# Ann Coulter Really Hates Soccer



## groverj3 (Jun 27, 2014)

Coulter: Any growing interest in soccer a sign of nation's moral decay

"If more "Americans" are watching soccer today, it's only because of the demographic switch effected by Teddy Kennedy's 1965 immigration law. I promise you: No American whose great-grandfather was born here is watching soccer. One can only hope that, in addition to learning English, these new Americans will drop their soccer fetish with time."

lolwut?

"Soccer is like the metric system, which liberals also adore because it's European."

"Despite being subjected to Chinese-style brainwashing in the public schools to use centimeters and Celsius..."

Not sure if this belongs in Sports or Politics...

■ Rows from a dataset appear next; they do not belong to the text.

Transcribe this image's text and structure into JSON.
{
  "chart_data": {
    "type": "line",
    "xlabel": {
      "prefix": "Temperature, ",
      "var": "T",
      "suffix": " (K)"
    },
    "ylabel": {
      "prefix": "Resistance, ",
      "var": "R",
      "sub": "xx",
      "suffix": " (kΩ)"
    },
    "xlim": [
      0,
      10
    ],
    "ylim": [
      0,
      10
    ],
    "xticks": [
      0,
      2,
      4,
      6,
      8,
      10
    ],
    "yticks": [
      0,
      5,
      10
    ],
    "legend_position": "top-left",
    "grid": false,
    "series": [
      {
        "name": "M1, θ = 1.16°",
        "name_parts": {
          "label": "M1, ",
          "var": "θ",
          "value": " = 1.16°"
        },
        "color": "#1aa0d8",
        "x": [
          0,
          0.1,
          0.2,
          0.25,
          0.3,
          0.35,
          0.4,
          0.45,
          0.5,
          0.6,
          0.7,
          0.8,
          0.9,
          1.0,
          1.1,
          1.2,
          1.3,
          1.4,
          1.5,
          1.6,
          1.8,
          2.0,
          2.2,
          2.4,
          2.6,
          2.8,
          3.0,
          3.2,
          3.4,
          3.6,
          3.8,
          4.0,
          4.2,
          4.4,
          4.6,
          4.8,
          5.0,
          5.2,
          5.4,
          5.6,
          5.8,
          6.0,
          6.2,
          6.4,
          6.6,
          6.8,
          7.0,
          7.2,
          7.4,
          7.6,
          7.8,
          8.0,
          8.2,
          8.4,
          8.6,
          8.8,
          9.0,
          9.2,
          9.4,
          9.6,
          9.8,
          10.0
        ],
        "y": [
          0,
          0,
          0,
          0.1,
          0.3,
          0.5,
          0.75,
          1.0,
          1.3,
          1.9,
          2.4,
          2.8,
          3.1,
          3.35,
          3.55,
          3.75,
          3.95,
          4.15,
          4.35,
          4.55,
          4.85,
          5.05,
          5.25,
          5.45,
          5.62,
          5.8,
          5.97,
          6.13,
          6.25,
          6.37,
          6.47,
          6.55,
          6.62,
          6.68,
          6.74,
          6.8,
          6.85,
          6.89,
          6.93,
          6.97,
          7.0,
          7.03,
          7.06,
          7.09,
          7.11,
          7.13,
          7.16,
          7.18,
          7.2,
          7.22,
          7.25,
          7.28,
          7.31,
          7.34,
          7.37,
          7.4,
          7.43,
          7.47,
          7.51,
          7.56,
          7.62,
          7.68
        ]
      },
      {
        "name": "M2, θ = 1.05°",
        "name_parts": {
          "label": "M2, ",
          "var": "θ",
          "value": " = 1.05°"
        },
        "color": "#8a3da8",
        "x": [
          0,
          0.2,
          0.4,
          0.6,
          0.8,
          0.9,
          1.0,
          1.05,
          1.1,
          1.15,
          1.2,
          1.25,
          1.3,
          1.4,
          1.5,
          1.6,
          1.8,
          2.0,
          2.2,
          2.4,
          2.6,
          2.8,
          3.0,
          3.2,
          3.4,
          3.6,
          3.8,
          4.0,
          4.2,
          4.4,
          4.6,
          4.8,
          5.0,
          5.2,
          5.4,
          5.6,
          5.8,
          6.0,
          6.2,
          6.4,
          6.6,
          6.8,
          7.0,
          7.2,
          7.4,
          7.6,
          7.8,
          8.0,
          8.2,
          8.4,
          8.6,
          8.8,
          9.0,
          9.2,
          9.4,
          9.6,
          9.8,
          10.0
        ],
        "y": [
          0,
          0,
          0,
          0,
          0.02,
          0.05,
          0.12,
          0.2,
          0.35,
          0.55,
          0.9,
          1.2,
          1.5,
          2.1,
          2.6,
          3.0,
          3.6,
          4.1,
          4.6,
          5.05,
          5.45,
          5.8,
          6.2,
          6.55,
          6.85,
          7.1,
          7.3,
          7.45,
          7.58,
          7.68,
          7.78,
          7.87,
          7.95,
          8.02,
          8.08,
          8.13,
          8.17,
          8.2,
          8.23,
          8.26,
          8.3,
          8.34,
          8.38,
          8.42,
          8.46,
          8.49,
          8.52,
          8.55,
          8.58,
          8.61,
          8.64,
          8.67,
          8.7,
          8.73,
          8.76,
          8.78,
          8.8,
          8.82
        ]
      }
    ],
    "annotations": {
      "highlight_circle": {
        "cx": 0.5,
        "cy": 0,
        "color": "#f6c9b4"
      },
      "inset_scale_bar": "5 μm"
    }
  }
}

I do know that this is probably the worst thing ever written in the English language.


----------



## Promit (Jun 27, 2014)

Eh, she's phoning it in. Her old material was waaay better. Some seriously artful trolling in her day.


----------



## asher (Jun 27, 2014)

^yup.


----------



## Mik3D23 (Jun 27, 2014)

I like to hope that if we don't talk about her, she'll fade into nonexistence. I've heard squirrels say things that make more sense than the shit she says


----------



## Konfyouzd (Jun 27, 2014)

...


----------



## Syphon (Jun 27, 2014)

There seems to be far worse filling in for her now a days. The Fox news pundits blatantly state quite a bit of ignorance. Given that they are reporters, it's hard for me to believe that they are not aware of the nature of their entertainment.


----------



## stuglue (Jul 6, 2014)

Never heard of her


----------



## TRENCHLORD (Jul 6, 2014)

For a girl who hates soccer she sure does love kicking balls .


----------